Harnstoffpreise in Deutschland gefallen
An den deutschen Importhäfen (Ostsee) sind die Harnstoffpreise im Juni kräftig gefallen und haben die Entwicklung an den internationalen Märkten etwas zeitversetzt nachvollzogen. Der an den Ostseehäfen umgeschlagene granulierte Harnstoff kostete Anfang Juli im Schnitt noch knapp 300 Euro/t und damit rund etwa 40 Euro weniger als Anfang Juni und 50 Euro bis 60 Euro weniger als zur letzten Preisspitze im April. Zum Jahresbeginn 2014 lagen die Preise bei rund 325 Euro/t und im letzten Herbst kostete der Harnstoff im Großhandel nur 290 Euro. Diese Marke haben die Harnstoffpreise an den deutschen Importhäfen und im Großhandel nun etwa wieder erreicht.
 
KAS wieder deutlich billiger
Ebenfalls weiter kräftig zurückgegangen sind von Anfang Juni bis Anfang Juli die Preise für Kalkammonsalpter (KAS).

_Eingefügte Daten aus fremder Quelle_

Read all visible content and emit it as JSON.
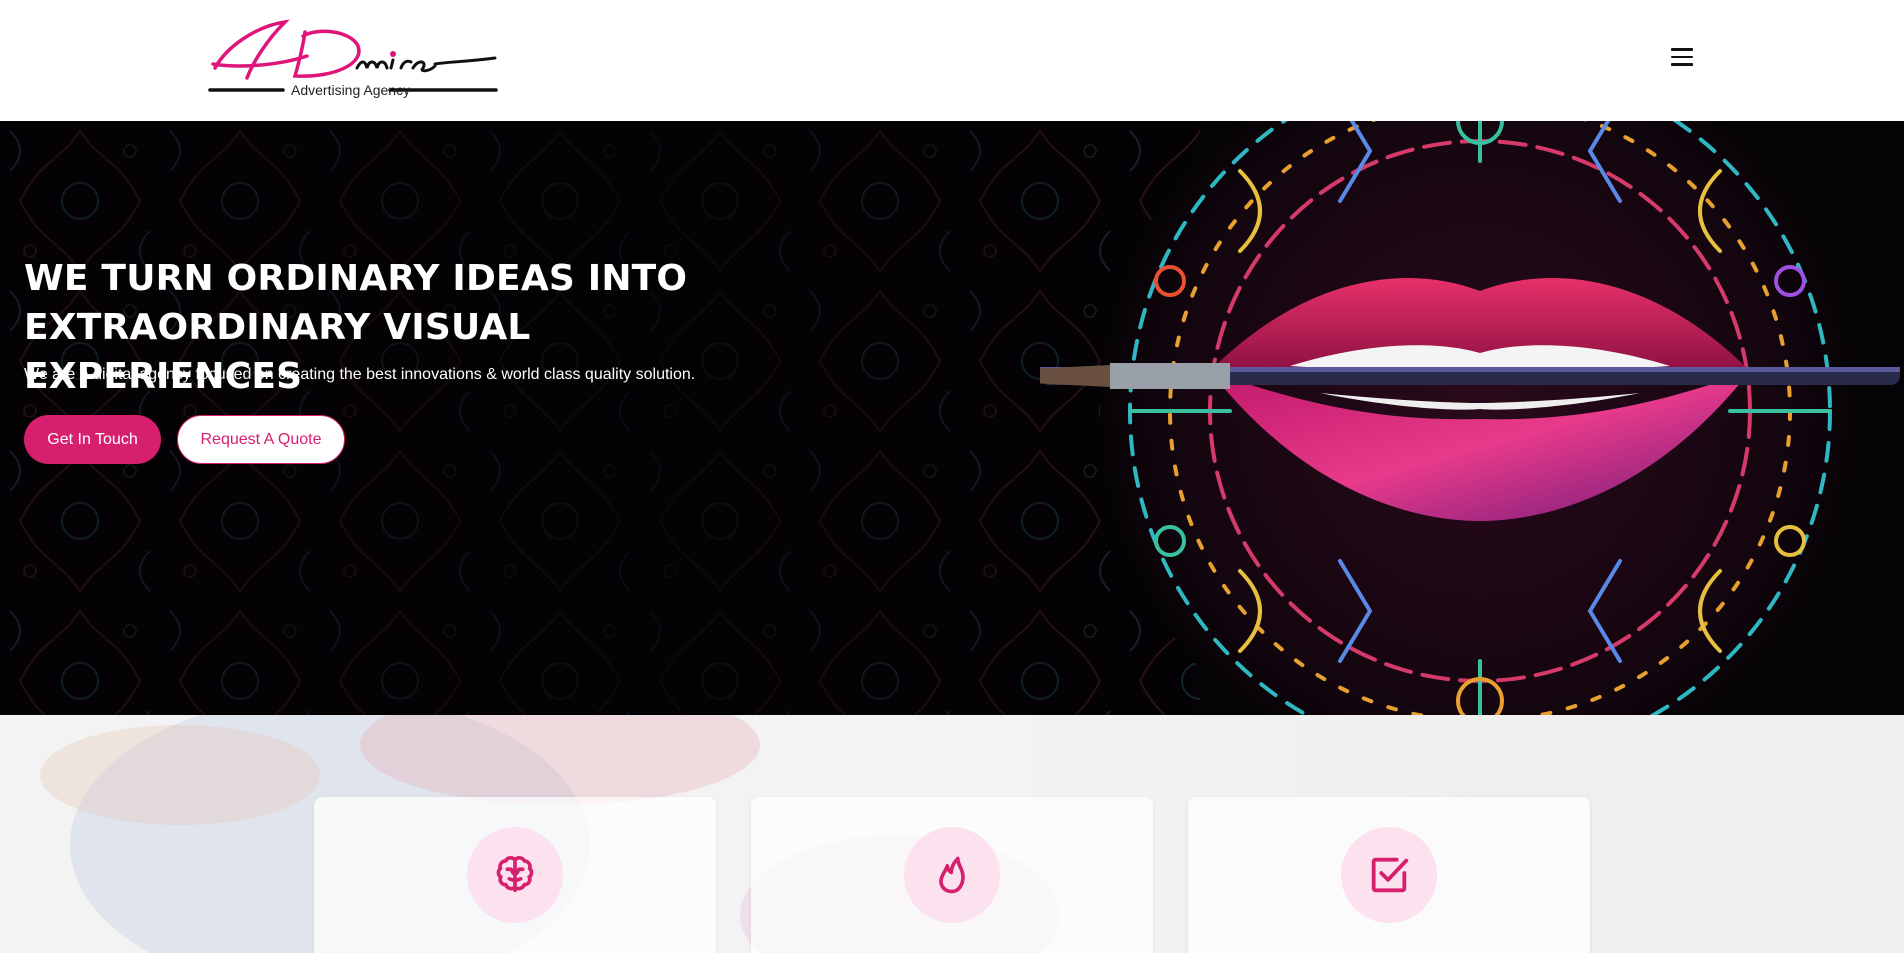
{
  "header": {
    "logo_script": "ADmire",
    "logo_tagline": "Advertising Agency",
    "menu_icon": "hamburger-icon"
  },
  "hero": {
    "title_line1": "WE TURN ORDINARY IDEAS INTO",
    "title_line2": "EXTRAORDINARY VISUAL EXPERIENCES",
    "subtitle": "We are a digital agency focused on creating the best innovations & world class quality solution.",
    "primary_button": "Get In Touch",
    "secondary_button": "Request A Quote"
  },
  "features": {
    "cards": [
      {
        "icon": "brain-icon"
      },
      {
        "icon": "flame-icon"
      },
      {
        "icon": "checkbox-icon"
      }
    ]
  },
  "colors": {
    "accent": "#d6206e",
    "icon_bg": "#fbe2ee",
    "hero_bg": "#050306"
  }
}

Die Angebotsverknappung von Ammonium in Verbindung mit dem frühen Saisonstart ließ die KAS-Preise an den deutschen Importhäfen im Mai zunächst auf 295 Euro nach oben schießen. In der zweiten Maihälfte gingen die Preise dann mit den nachgebenden Ammoniumpreisen wieder zurück und lagen Anfang Juni bei etwa 285 Euro/t. Anfang Juli nennen Händler an den Verladestellen der Ostseehäfen nur noch Preise um 250 Euro/t. Im letzten Herbst kostete KAS an den deutschen Importhäfen zeitweise nur 225 bis 230 Euro/t.
 
AHL-Preise kräftig nachgegeben
Deutlich nachgegeben haben im Juni an den deutschen Importhäfen auch die Preise für flüssigen AHL-Dünger. Währen AHL Anfang Juni an den deutschen Importhäfen noch etwa 215 Euro/t kostete fielen die Preise bis Anfang Juli deutlich bis auf etwa 190 Euro/t. Im April hatte sich AHL zunächst mit dem knappen KAS bis auf rund 230 Euro verteuert. Zum Jahresbeginn 2014 lagen die AHL-Preise noch bei 210 Euro/t und im letzten Herbst kostete AHL im Großhandelspreise ebenfalls nur 190 Euro.